"Mitch Vincent" <mitch@venux.net> writes:
> Well, all you're doing with pg_dump is getting a snapshot of the database at
> a single point in time -- as pg_dump reads the data out of the tables, I'm
> sure that it won't go back and re-read tables that have changed since it was
> first started. On the other hand, if pg_dump is busy on table A and table Z
> changes, even though it's after the pg_dump process starts, I would assume
> the changes to table Z would get dumped.
> I'm assuming a lot -- all of that is based on the fact that I've never seen
> pg_dump lock the whole database down (though I do think it locks the table
> it's dumping while it's dumping it)..
Under MVCC, pg_dump doesn't lock much of anything --- ordinary read
and write transactions can proceed with abandon. You would see some
interlocking behavior with schema-altering commands (eg, ALTER or DROP
TABLE) but not with updates of user data.
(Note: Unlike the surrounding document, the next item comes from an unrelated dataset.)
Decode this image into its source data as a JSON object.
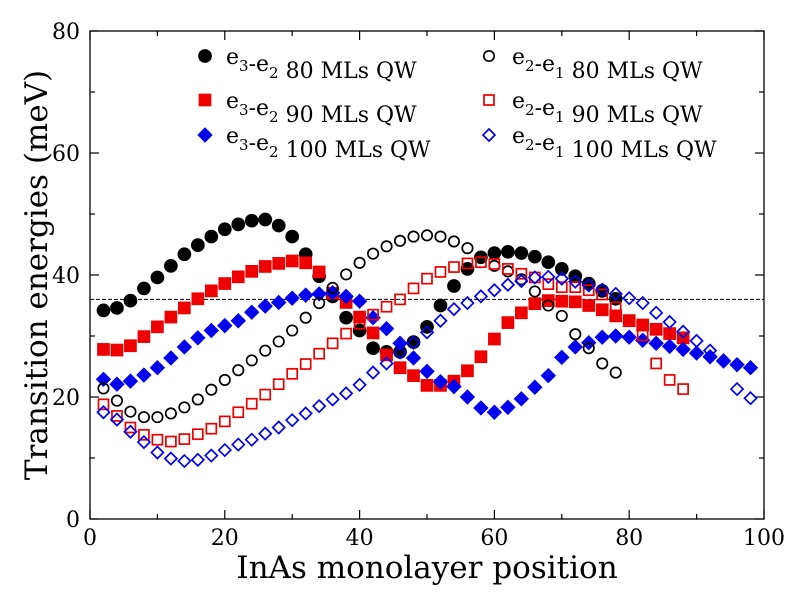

The general rule for
SELECT-only transactions, which is what a pg_dump run is, is that the
transaction sees all and only that data written by transactions that
committed before it started.
I've just finished putting together a talk about MVCC transaction
processing --- both how it behaves and how it's implemented --- for
the upcoming OSDN database conference. I think the slides for that
talk are fairly self-contained and might be of general interest;
shall I brace Vince about putting them up on the website?